Frei absolviert derzeit seine 17. Saison in der MLS. Sein Auftreten wirkt robust, geprägt auch durch die Profi-Erfahrungen in den USA. Viele Spiele im Sommer finden unter extremer Hitze und hoher Luftfeuchtigkeit statt, oft begleitet von wetterbedingten Verzögerungen. Darüber beklagten sich jüngst die europäischen Vereine an der WM. Als Argument lässt Frei das nicht gelten, die Bedingungen seien schliesslich jeweils für beide Mannschaften gleich. Im Zweifel müsse man den Spielstil anpassen.
Das sei fast allen Teams klar – mit Ausnahme der mitteleuropäischen, die meistens in einem für Fussball idealen Klima spielen könnten. Frei selbst hat auf den Auswärtsreisen innerhalb der USA nahezu alles erlebt: von Wüstentemperaturen bis hin zu kurzfristigen Spielabsagen wegen Sturmwarnungen. Viele Beschwerden im Rahmen der Klub-WM hält er deshalb für übertrieben.

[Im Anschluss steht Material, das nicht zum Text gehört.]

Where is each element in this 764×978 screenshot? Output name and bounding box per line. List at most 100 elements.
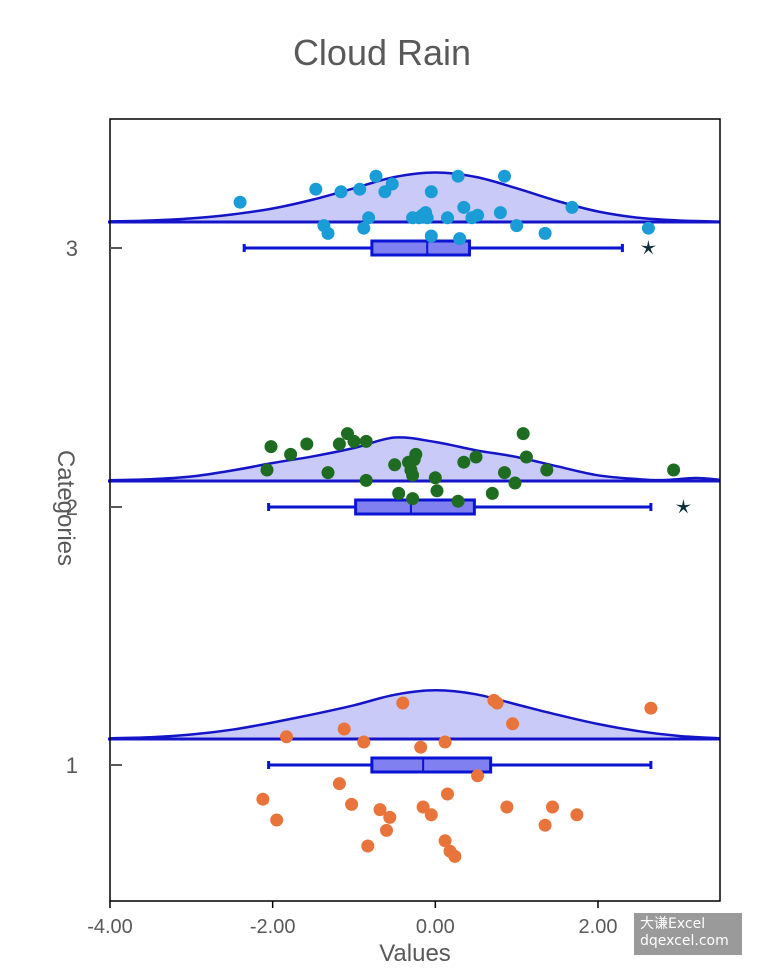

Zu Beginn ein Jahresgehalt von 35 000 DollarTrotz seinem insgesamt positiven Fazit übt Frei auch Kritik an der WM: Die Fifa müsse aus einigen Entscheidungen lernen – etwa in Bezug auf die frühen Anstosszeiten und die riesigen Stadien. Beides habe dazu geführt, dass bei vielen Vorrundenspielen ganze Tribünenränge leer blieben. Aus Freis Sicht hat sich der Verband zu stark am europäischen TV-Markt orientiert. Ein Spiel zwischen zwei eher unbekannten Klubs an einem Werktag zur Mittagszeit funktioniere beim amerikanischen Publikum schlicht nicht, sagt er. Die amerikanischen Fussballfans hätten zwar zunächst, ähnlich wie in Europa, mit dem Wettbewerb gefremdelt, dann aber zunehmend Gefallen an den Pflichtspielen gefunden – diese sind eine Seltenheit, da die internationalen Topteams sonst nur für Testspiele in die Staaten reisen.
Als Vermächtnis der Klub-WM wünscht sich Frei einen zusätzlichen Schub an Begeisterung und Wachstum. Im besten Fall habe das Turnier als Einstimmung auf die WM 2026 in Nordamerika gedient. Frei sieht den Fussball in den USA grundsätzlich im Aufwind. In seinen Anfangsjahren habe das Jahresgehalt 35 000 US-Dollar betragen, zu Auswärtsspielen seien Linienflüge gebucht worden, und viele ältere europäische Spieler hätten die Liga als eine Art Ruhestandsdomizil empfunden. Doch das sei längst Vergangenheit, betont Frei. Frei hofft nun, dass die Klub-WM künftig alle vier Jahre stattfindet. Vielleicht hält er sie dann irgendwann als Bild fest und stellt es aus.